CHARLES TOWN – Does West Virginia law give more than 640 property owners a collective say whether their properties will be included in a 2,602-acre annexation proposed by the City of Charles Town?
Or do special provisions in state law allow Charles Town’s proposed boundary expansion to proceed without obtaining a majority consent of those affected property owners?
These questions will be debated Sept. 15 before the West Virginia Supreme Court, positioning the court to resolve a legal question left unresolved for more than three years. The oral arguments are scheduled to begin at 10 a.m.
That’s when oral arguments will be presented to the state’s highest court in a case involving differing interpretations of municipal annexation law between the City of Charles Town and the Jefferson County Commission.
Jefferson County is the only jurisdiction in West Virginia to create urban growth boundaries, planning mechanisms designed to define and direct where municipalities might expand their boundaries in the future. The outcome of the case could potentially affect future municipal annexations in Jefferson County.
In addition to Charles Town, the municipalities of Ranson, Shepherdstown and Bolivar have urban growth boundaries.
Charles Town officials believe that, under provisions related to “minor boundary adjustments” within an urban growth planning boundary first mapped out for Charles Town in 2003, that the city already has the inherent authority to move forward with the annexation—even without obtaining a vote of approval from affected property owners.
“It is the clear intent of the legislature [to] create a new planning tool to encourage a more efficient and effective way of managing urban growth in West Virginia,” states a brief that Charles Town officials submitted in the case before the Supreme Court.
“The City has the right to annex property within [its] Urban Growth Boundary, and that once the City has determined that an annexation is a minor boundary adjustment, it can annex property within the Urban Growth Boundary.”
In part seeking to replace a random “Swiss cheese” pattern of the city’s current borders with more cohesive, logical and functional boundaries, Charles Town officials have said the proposed annexation involved in the court appeal would help the city plan for development and deliver services more efficiently and promote stronger long-term economic development.
If adopted, the boundary expansion would add roughly 2,100 new residents to Charles Town’s 5,900 population.

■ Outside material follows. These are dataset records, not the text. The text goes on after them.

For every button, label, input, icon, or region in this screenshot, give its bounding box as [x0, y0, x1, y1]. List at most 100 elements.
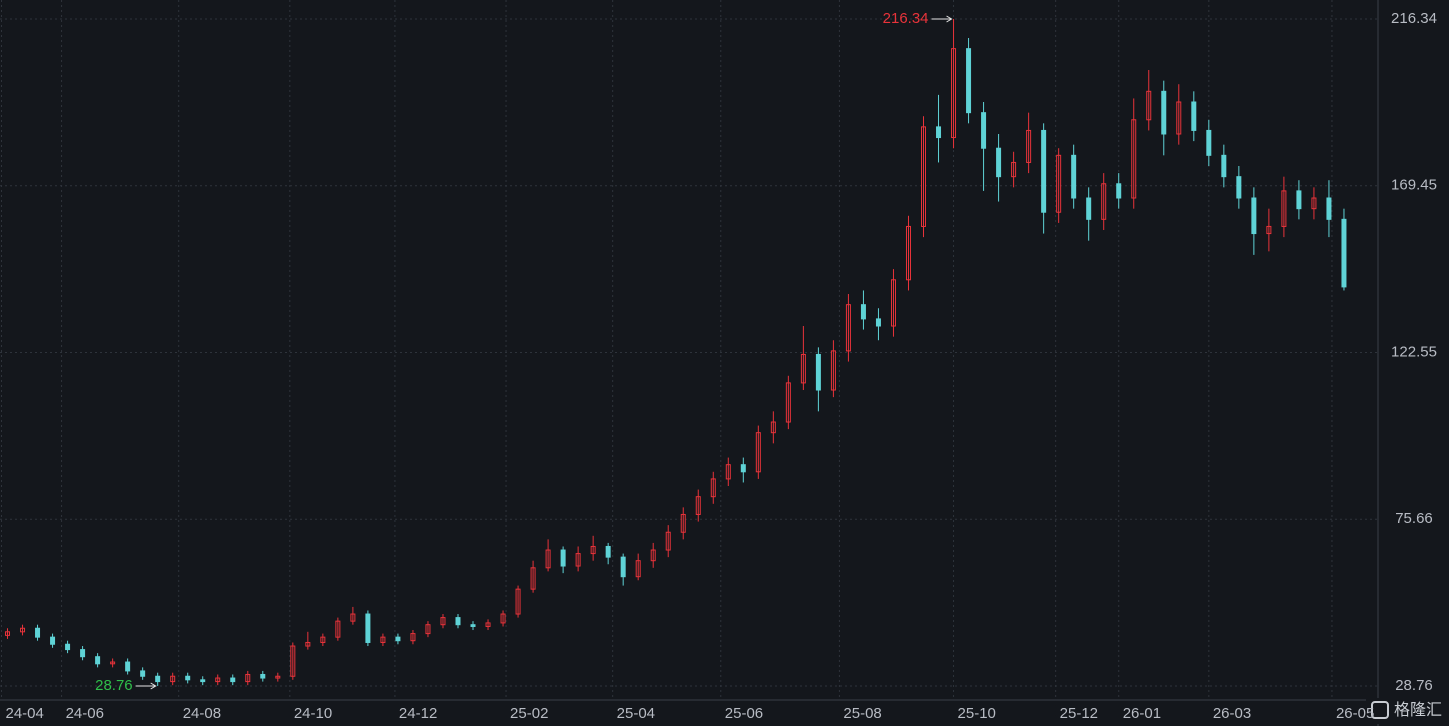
candle-body — [921, 126, 927, 227]
candle-body — [305, 641, 311, 647]
candle-body — [485, 622, 491, 627]
candle-body — [215, 677, 221, 683]
candle-body — [1086, 197, 1092, 220]
x-tick-label: 26-03 — [1213, 705, 1251, 722]
candle-body — [170, 675, 176, 683]
candle-body — [1131, 119, 1137, 199]
candle-body — [620, 556, 626, 578]
candle-body — [725, 464, 731, 480]
candle-body — [515, 588, 521, 615]
candle-body — [80, 649, 86, 658]
candle-body — [245, 673, 251, 683]
candle-body — [530, 567, 536, 590]
x-tick-label: 24-06 — [66, 705, 104, 722]
candle-body — [815, 353, 821, 391]
watermark: 格隆汇 — [1366, 698, 1448, 724]
candle-body — [470, 624, 476, 627]
annotation-arrowhead — [150, 682, 157, 690]
candle-body — [1341, 218, 1347, 288]
candle-body — [1206, 129, 1212, 156]
candle-body — [605, 545, 611, 558]
x-tick-label: 24-10 — [294, 705, 332, 722]
candle-body — [140, 670, 146, 677]
candle-body — [1311, 197, 1317, 210]
candle-body — [951, 48, 957, 139]
candle-body — [875, 318, 881, 327]
candle-body — [785, 382, 791, 423]
candle-body — [860, 304, 866, 320]
annotation-arrowhead — [946, 15, 953, 23]
candle-body — [1191, 101, 1197, 131]
x-tick-label: 24-12 — [399, 705, 437, 722]
candle-body — [966, 48, 972, 114]
x-tick-label: 25-08 — [843, 705, 881, 722]
candle-body — [830, 350, 836, 391]
candle-body — [755, 432, 761, 473]
candle-body — [635, 560, 641, 578]
candle-body — [1221, 154, 1227, 178]
candle-body — [350, 613, 356, 622]
candle-body — [545, 549, 551, 569]
candle-body — [395, 636, 401, 642]
y-tick-label: 169.45 — [1391, 177, 1437, 194]
candle-body — [1296, 190, 1302, 210]
x-tick-label: 24-04 — [6, 705, 44, 722]
candle-body — [275, 675, 281, 679]
candle-body — [20, 627, 26, 633]
candle-body — [680, 513, 686, 533]
candle-body — [500, 613, 506, 624]
candle-body — [440, 617, 446, 626]
y-tick-label: 75.66 — [1395, 510, 1433, 527]
candle-body — [410, 633, 416, 642]
candle-body — [5, 631, 11, 636]
candle-body — [260, 673, 266, 679]
grid — [0, 0, 1377, 700]
watermark-text: 格隆汇 — [1394, 701, 1442, 719]
candle-body — [1176, 101, 1182, 135]
candle-body — [575, 553, 581, 567]
candle-body — [1071, 154, 1077, 199]
candle-body — [996, 147, 1002, 178]
candle-body — [365, 613, 371, 643]
candle-body — [936, 126, 942, 139]
candle-body — [1326, 197, 1332, 220]
candle-body — [1101, 183, 1107, 220]
candle-body — [1056, 154, 1062, 213]
x-tick-label: 25-06 — [725, 705, 763, 722]
candle-body — [665, 531, 671, 551]
candle-body — [905, 225, 911, 281]
candle-body — [35, 627, 41, 638]
candle-body — [1026, 129, 1032, 163]
x-tick-label: 25-04 — [617, 705, 655, 722]
candle-body — [455, 617, 461, 626]
candles — [5, 19, 1347, 686]
x-tick-label: 25-02 — [510, 705, 548, 722]
candle-body — [335, 620, 341, 638]
candle-body — [125, 661, 131, 672]
candle-body — [650, 549, 656, 562]
candle-body — [230, 677, 236, 683]
candle-body — [1011, 161, 1017, 178]
watermark-icon — [1371, 701, 1389, 719]
candle-body — [200, 679, 206, 683]
candle-body — [110, 661, 116, 665]
candle-body — [1161, 90, 1167, 135]
annotation-label: 28.76 — [95, 677, 133, 694]
y-tick-label: 28.76 — [1395, 677, 1433, 694]
y-tick-label: 216.34 — [1391, 10, 1437, 27]
candle-body — [845, 304, 851, 352]
candle-body — [320, 636, 326, 643]
candle-body — [425, 624, 431, 635]
candle-body — [890, 279, 896, 327]
candle-body — [50, 636, 56, 645]
candle-body — [65, 643, 71, 651]
x-tick-label: 26-01 — [1123, 705, 1161, 722]
candle-body — [1116, 183, 1122, 199]
candle-body — [1236, 176, 1242, 199]
candle-body — [1146, 90, 1152, 121]
candle-body — [185, 675, 191, 681]
candle-body — [380, 636, 386, 643]
candle-body — [800, 353, 806, 384]
x-tick-label: 25-12 — [1060, 705, 1098, 722]
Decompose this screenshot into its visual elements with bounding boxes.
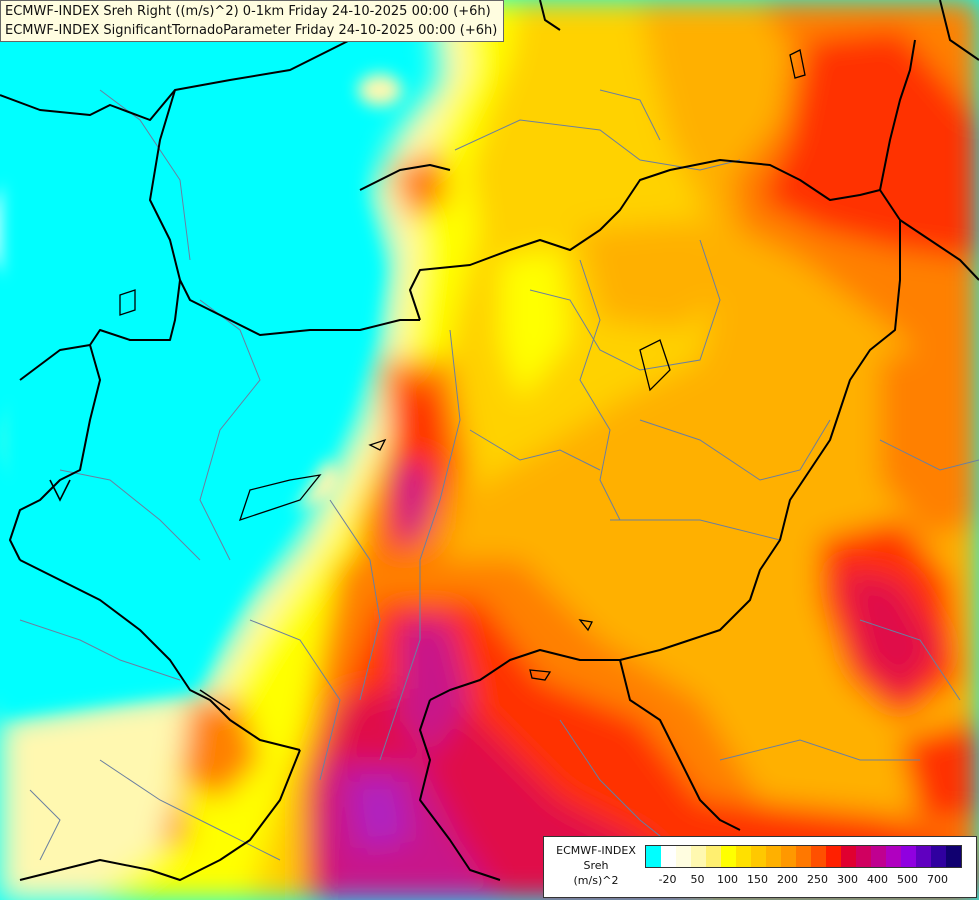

About 609 homes and 38 commercial properties would come into the city’s corporate boundaries. The city would also collect more than $1 million in estimated new property tax revenue.
However, the county commission disagrees. Initially on April 6, 2017, and then again in a clarification six days later, the commission unanimously rejected the city’s annexation because the proposal did not include a vote of approval by the majority of those property owners.
The commission also further agreed that the city’s proposed annexation was too large to be considered a minor boundary adjustment under state law addressing annexations within municipal urban growth boundaries.
The commission defended its decision rejecting the annexation in a brief to the Supreme Court by asking: “The central question in this case is this: Do citizens who reside within a municipal urban growth boundary [that has not yet been annexed] have the same rights of self-determination as citizens who live outside of an urban growth boundary? … Even though all other instances of annexation require a majority vote or petition of the citizens/freeholders who live in the affected area?”
The commission answered its question this way: “A plain reading of W.Va. Code 8-6-4a©(2) gives the exact same protection to citizens within an urban growth boundary as it does to citizens outside of an urban growth boundary. In fact, any other interpretation would likely be unconstitutional on its face simply because it would fail to provide due process/equal protection to citizens within and without an urban growth boundary.”
Charles Town officials appealed the county commission’s decision to a Jefferson County Circuit Court. On March 28, 2019, Judge David Hammer issued an opinion siding with the commission. He determined that state law protects property owners from having their land annexed by actions initiated by municipal officials without the collective approval of the affected property owners.
Two months later, further pressing their interpretation of state annexation law, Charles Town officials appealed Hammer’s ruling to the Supreme Court. “This interpretation of the annexation statutes [by Hammer] ignores the fact that the legislature created a unique process of annexation in areas within an Urban Growth Boundary,” city officials argue to the high court. “Further, instead of making the annexation within an Urban Growth Boundary easier, the Court’s findings make the process more cumbersome.
“The [circuit] Court exceeded its authority in substituting its opinion for the clear legislative intent concerning the annexation within the Urban Growth Boundary.”
Scheduling the oral arguments in the case for September puts the Supreme Court on track to likely issue an opinion by Nov. 20, according to Jennifer Bundy, the court’s public information officer.